Kyiv has said most of its grain exports are now going via the traditional Black Sea route, rather than into eastern Europe. Low global wheat prices have dropped because of abundant supplies in top exporter Russia.

“The defense of Ukraine is also about not participating in Putin’s propaganda, namely that the problem of falling grain prices is due to Ukrainian supplies,” Germany’s Cem Özdemir told reporters.

David Clarinval, the agriculture minister of Belgium, which holds the six-month rotating EU presidency, said he expected a solution to be found in the coming days, without detailing what such a solution would entail.

EU ambassadors are scheduled to tackle the topic on Wednesday

Deforestation law

Also on Tuesday, some 20 members of the European Union asked Brussels to scale back and possibly suspend the bloc’s anti-deforestation law, arguing that the policy would harm farmers, in the latest blowback against Europe’s environmental agenda.

The EU law aims to root deforestation out of supply chains for beef, soy, and other agricultural products sold in Europe, so that European consumers are not contributing to the destruction of global forests from the Amazon to Southeast Asia.
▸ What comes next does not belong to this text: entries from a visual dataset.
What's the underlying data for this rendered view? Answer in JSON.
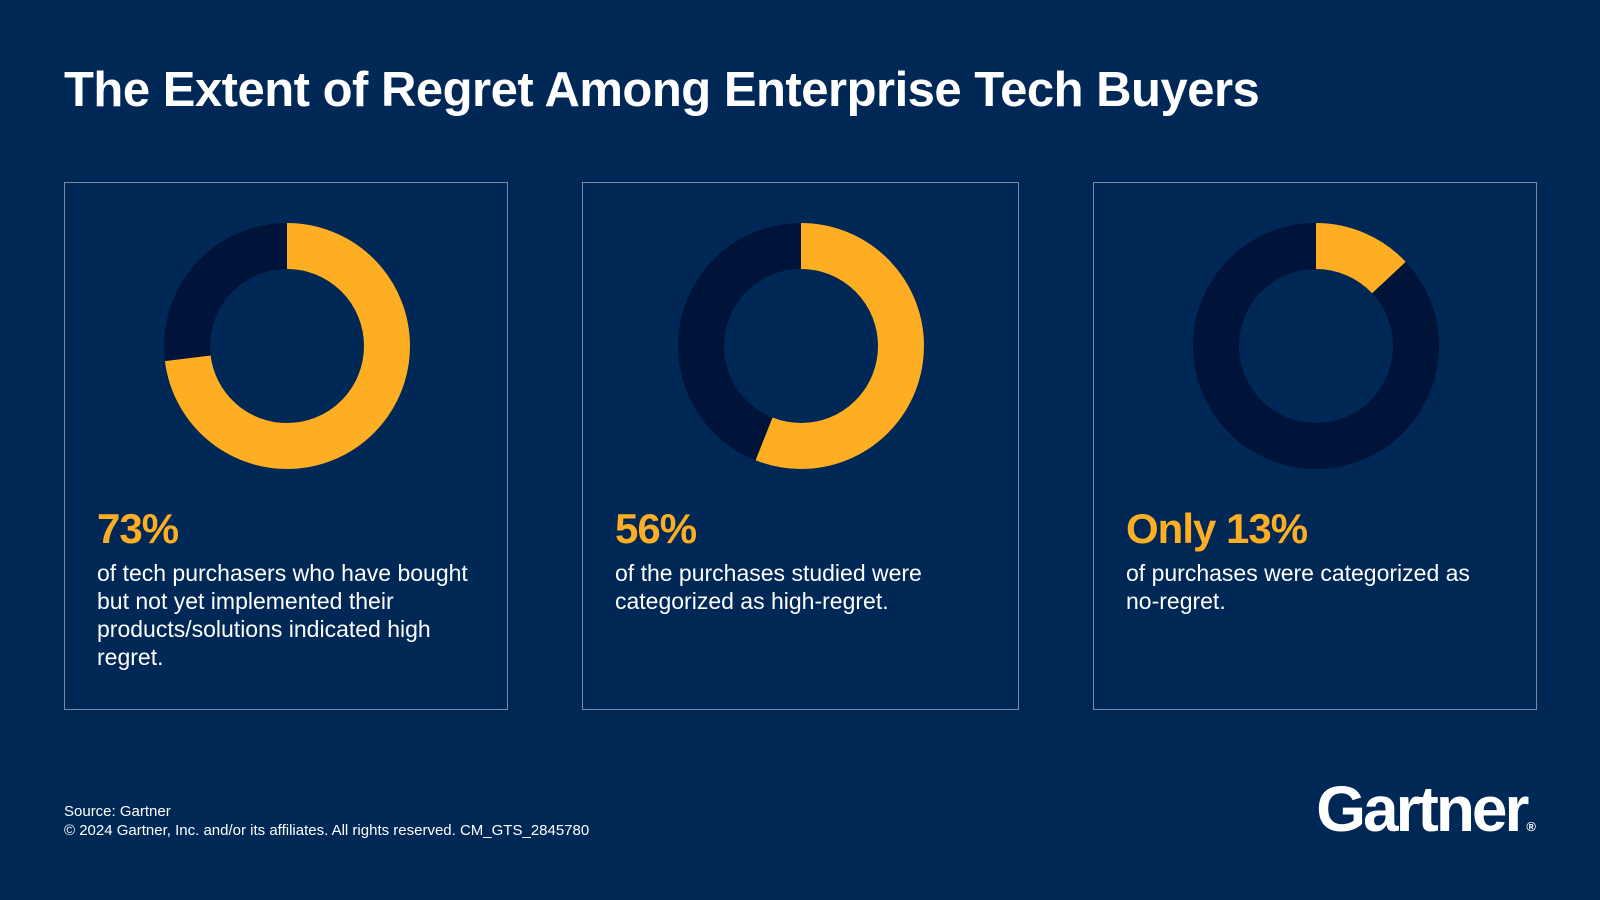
{
  "title": "The Extent of Regret Among Enterprise Tech Buyers",
  "colors": {
    "background": "#002856",
    "accent": "#fdae23",
    "track": "#00143a",
    "border": "#7a8aa3"
  },
  "chart_data": [
    {
      "type": "pie",
      "subtype": "donut",
      "value": 73,
      "remainder": 27,
      "stat_label": "73%",
      "description": "of tech purchasers who have bought but not yet implemented their products/solutions indicated high regret."
    },
    {
      "type": "pie",
      "subtype": "donut",
      "value": 56,
      "remainder": 44,
      "stat_label": "56%",
      "description": "of the purchases studied were categorized as high-regret."
    },
    {
      "type": "pie",
      "subtype": "donut",
      "value": 13,
      "remainder": 87,
      "stat_label": "Only 13%",
      "description": "of purchases were categorized as no-regret."
    }
  ],
  "footer": {
    "source": "Source: Gartner",
    "copyright": "© 2024 Gartner, Inc. and/or its affiliates. All rights reserved. CM_GTS_2845780"
  },
  "logo": {
    "text": "Gartner",
    "mark": "®"
  }
}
Those rules equally apply to European farmers, who will be banned from exporting products cultivated on deforested or degraded woodlands.
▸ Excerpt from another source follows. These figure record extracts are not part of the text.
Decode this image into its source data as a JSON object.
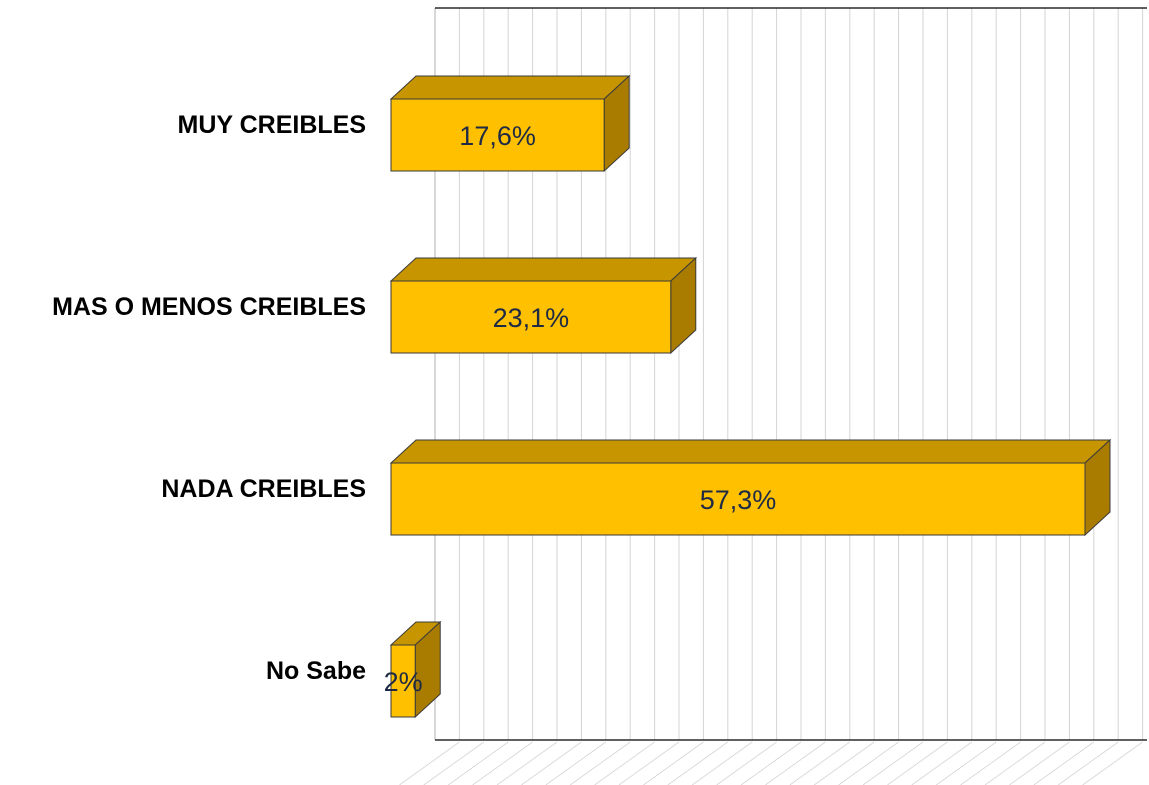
{
  "chart_data": {
    "type": "bar",
    "orientation": "horizontal",
    "style": "3d",
    "title": "",
    "xlabel": "",
    "ylabel": "",
    "categories": [
      "MUY CREIBLES",
      "MAS O MENOS CREIBLES",
      "NADA CREIBLES",
      "No Sabe"
    ],
    "values": [
      17.6,
      23.1,
      57.3,
      2
    ],
    "value_labels": [
      "17,6%",
      "23,1%",
      "57,3%",
      "2%"
    ],
    "xlim": [
      0,
      60
    ],
    "grid": true,
    "legend": "none",
    "colors": {
      "bar_front": "#FFC000",
      "bar_top": "#C79500",
      "bar_side": "#A97C00",
      "bar_edge": "#3a3a3a",
      "gridline": "#d4d4d4",
      "axis": "#000000"
    }
  }
}
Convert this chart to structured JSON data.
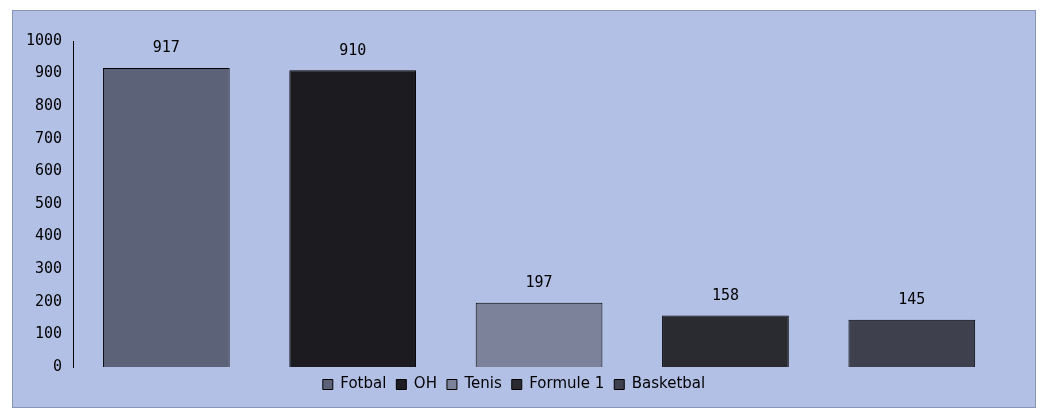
{
  "chart_data": {
    "type": "bar",
    "categories": [
      null,
      null,
      null,
      null,
      null
    ],
    "stacked": true,
    "series": [
      {
        "name": "Fotbal",
        "color": "#5c6379",
        "values": [
          917,
          null,
          null,
          null,
          null
        ]
      },
      {
        "name": "OH",
        "color": "#1c1c20",
        "values": [
          null,
          910,
          null,
          null,
          null
        ]
      },
      {
        "name": "Tenis",
        "color": "#7c8299",
        "values": [
          null,
          null,
          197,
          null,
          null
        ]
      },
      {
        "name": "Formule 1",
        "color": "#2a2a31",
        "values": [
          null,
          null,
          null,
          158,
          null
        ]
      },
      {
        "name": "Basketbal",
        "color": "#3e404d",
        "values": [
          null,
          null,
          null,
          null,
          145
        ]
      }
    ],
    "ylim": [
      0,
      1000
    ],
    "yticks": [
      0,
      100,
      200,
      300,
      400,
      500,
      600,
      700,
      800,
      900,
      1000
    ],
    "data_labels": true,
    "legend": "bottom",
    "grid": false,
    "tick_labels": "y"
  }
}
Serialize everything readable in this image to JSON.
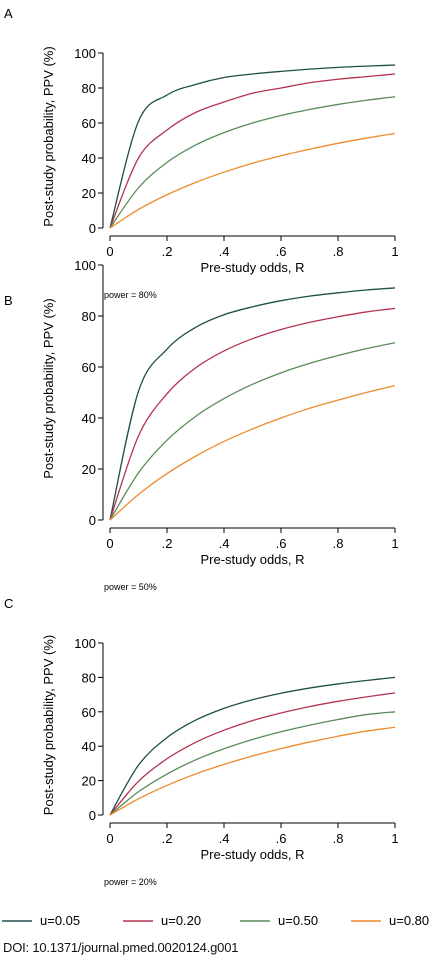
{
  "colors": {
    "u005": "#1f4e4a",
    "u020": "#b3334f",
    "u050": "#5a8a5a",
    "u080": "#ee8a2d"
  },
  "chart_data": [
    {
      "type": "line",
      "panel_label": "A",
      "xlabel": "Pre-study odds, R",
      "ylabel": "Post-study probability, PPV (%)",
      "note": "power = 80%",
      "power": 0.8,
      "xlim": [
        0,
        1
      ],
      "ylim": [
        0,
        100
      ],
      "xticks": [
        {
          "v": 0,
          "label": "0"
        },
        {
          "v": 0.2,
          "label": ".2"
        },
        {
          "v": 0.4,
          "label": ".4"
        },
        {
          "v": 0.6,
          "label": ".6"
        },
        {
          "v": 0.8,
          "label": ".8"
        },
        {
          "v": 1,
          "label": "1"
        }
      ],
      "yticks": [
        {
          "v": 0,
          "label": "0"
        },
        {
          "v": 20,
          "label": "20"
        },
        {
          "v": 40,
          "label": "40"
        },
        {
          "v": 60,
          "label": "60"
        },
        {
          "v": 80,
          "label": "80"
        },
        {
          "v": 100,
          "label": "100"
        }
      ],
      "x": [
        0,
        0.1,
        0.2,
        0.3,
        0.4,
        0.5,
        0.6,
        0.7,
        0.8,
        0.9,
        1.0
      ],
      "series": [
        {
          "name": "u=0.05",
          "color_key": "u005",
          "values": [
            0,
            61,
            76,
            82,
            86,
            88,
            89.5,
            90.8,
            91.8,
            92.5,
            93.1
          ]
        },
        {
          "name": "u=0.20",
          "color_key": "u020",
          "values": [
            0,
            40,
            56,
            66,
            72,
            77,
            80,
            83,
            85,
            86.5,
            88
          ]
        },
        {
          "name": "u=0.50",
          "color_key": "u050",
          "values": [
            0,
            23,
            37.5,
            47.4,
            54.5,
            60,
            64.3,
            67.7,
            70.6,
            73,
            75
          ]
        },
        {
          "name": "u=0.80",
          "color_key": "u080",
          "values": [
            0,
            10.6,
            19,
            26,
            31.9,
            37,
            41.3,
            45,
            48.4,
            51.4,
            54
          ]
        }
      ]
    },
    {
      "type": "line",
      "panel_label": "B",
      "xlabel": "Pre-study odds, R",
      "ylabel": "Post-study probability, PPV (%)",
      "note": "power = 50%",
      "power": 0.5,
      "xlim": [
        0,
        1
      ],
      "ylim": [
        0,
        100
      ],
      "xticks": [
        {
          "v": 0,
          "label": "0"
        },
        {
          "v": 0.2,
          "label": ".2"
        },
        {
          "v": 0.4,
          "label": ".4"
        },
        {
          "v": 0.6,
          "label": ".6"
        },
        {
          "v": 0.8,
          "label": ".8"
        },
        {
          "v": 1,
          "label": "1"
        }
      ],
      "yticks": [
        {
          "v": 0,
          "label": "0"
        },
        {
          "v": 20,
          "label": "20"
        },
        {
          "v": 40,
          "label": "40"
        },
        {
          "v": 60,
          "label": "60"
        },
        {
          "v": 80,
          "label": "80"
        },
        {
          "v": 100,
          "label": "100"
        }
      ],
      "x": [
        0,
        0.1,
        0.2,
        0.3,
        0.4,
        0.5,
        0.6,
        0.7,
        0.8,
        0.9,
        1.0
      ],
      "series": [
        {
          "name": "u=0.05",
          "color_key": "u005",
          "values": [
            0,
            50.5,
            67,
            75.5,
            80.5,
            83.6,
            86,
            87.8,
            89.1,
            90.2,
            91
          ]
        },
        {
          "name": "u=0.20",
          "color_key": "u020",
          "values": [
            0,
            33,
            49.5,
            59.6,
            66.3,
            71.1,
            74.7,
            77.5,
            79.7,
            81.6,
            83
          ]
        },
        {
          "name": "u=0.50",
          "color_key": "u050",
          "values": [
            0,
            18.5,
            31.3,
            40.6,
            47.6,
            53.2,
            57.7,
            61.4,
            64.5,
            67.2,
            69.5
          ]
        },
        {
          "name": "u=0.80",
          "color_key": "u080",
          "values": [
            0,
            10,
            18.2,
            25,
            30.8,
            35.7,
            40,
            43.8,
            47,
            50,
            52.7
          ]
        }
      ]
    },
    {
      "type": "line",
      "panel_label": "C",
      "xlabel": "Pre-study odds, R",
      "ylabel": "Post-study probability, PPV (%)",
      "note": "power = 20%",
      "power": 0.2,
      "xlim": [
        0,
        1
      ],
      "ylim": [
        0,
        100
      ],
      "xticks": [
        {
          "v": 0,
          "label": "0"
        },
        {
          "v": 0.2,
          "label": ".2"
        },
        {
          "v": 0.4,
          "label": ".4"
        },
        {
          "v": 0.6,
          "label": ".6"
        },
        {
          "v": 0.8,
          "label": ".8"
        },
        {
          "v": 1,
          "label": "1"
        }
      ],
      "yticks": [
        {
          "v": 0,
          "label": "0"
        },
        {
          "v": 20,
          "label": "20"
        },
        {
          "v": 40,
          "label": "40"
        },
        {
          "v": 60,
          "label": "60"
        },
        {
          "v": 80,
          "label": "80"
        },
        {
          "v": 100,
          "label": "100"
        }
      ],
      "x": [
        0,
        0.1,
        0.2,
        0.3,
        0.4,
        0.5,
        0.6,
        0.7,
        0.8,
        0.9,
        1.0
      ],
      "series": [
        {
          "name": "u=0.05",
          "color_key": "u005",
          "values": [
            0,
            29,
            45,
            55.1,
            62,
            67,
            70.8,
            73.8,
            76.2,
            78.2,
            80
          ]
        },
        {
          "name": "u=0.20",
          "color_key": "u020",
          "values": [
            0,
            19.6,
            32.7,
            42.2,
            49.3,
            54.9,
            59.3,
            63,
            66.1,
            68.7,
            71
          ]
        },
        {
          "name": "u=0.50",
          "color_key": "u050",
          "values": [
            0,
            13.5,
            23.8,
            32,
            38.5,
            43.9,
            48.4,
            52.2,
            55.5,
            58.4,
            60
          ]
        },
        {
          "name": "u=0.80",
          "color_key": "u080",
          "values": [
            0,
            9.4,
            17.2,
            23.8,
            29.4,
            34.3,
            38.6,
            42.4,
            45.8,
            48.8,
            51
          ]
        }
      ]
    }
  ],
  "legend": [
    {
      "label": "u=0.05",
      "color_key": "u005"
    },
    {
      "label": "u=0.20",
      "color_key": "u020"
    },
    {
      "label": "u=0.50",
      "color_key": "u050"
    },
    {
      "label": "u=0.80",
      "color_key": "u080"
    }
  ],
  "footer": {
    "doi": "DOI: 10.1371/journal.pmed.0020124.g001"
  }
}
Agriculture ministers from 20 of the EU’s 27 member countries, including France, Italy, Poland, and Sweden supported a call by Austria to revise the law, at a meeting in Brussels on Tuesday, Austria’s agriculture minister Norbert Totschnig said.

“We now urge the Commission for a temporary suspension of the regulation allowing for a feasible implementation accompanied by a revision of the regulation,” Totschnig said in a statement.

More action required

And finally, while all such events seem to suggest that EU countries are actively trying to placate angry farmers demonstrating across the bloc, the Belgian agriculture minister, David Clarinval, has called for even greater action.

Clarinval said that the EU should continue looking for all possible solutions to calm farmers’ qualms. He added that the issue “is not over,” following the meeting of agriculture ministers of the bloc in Brussels on Tuesday.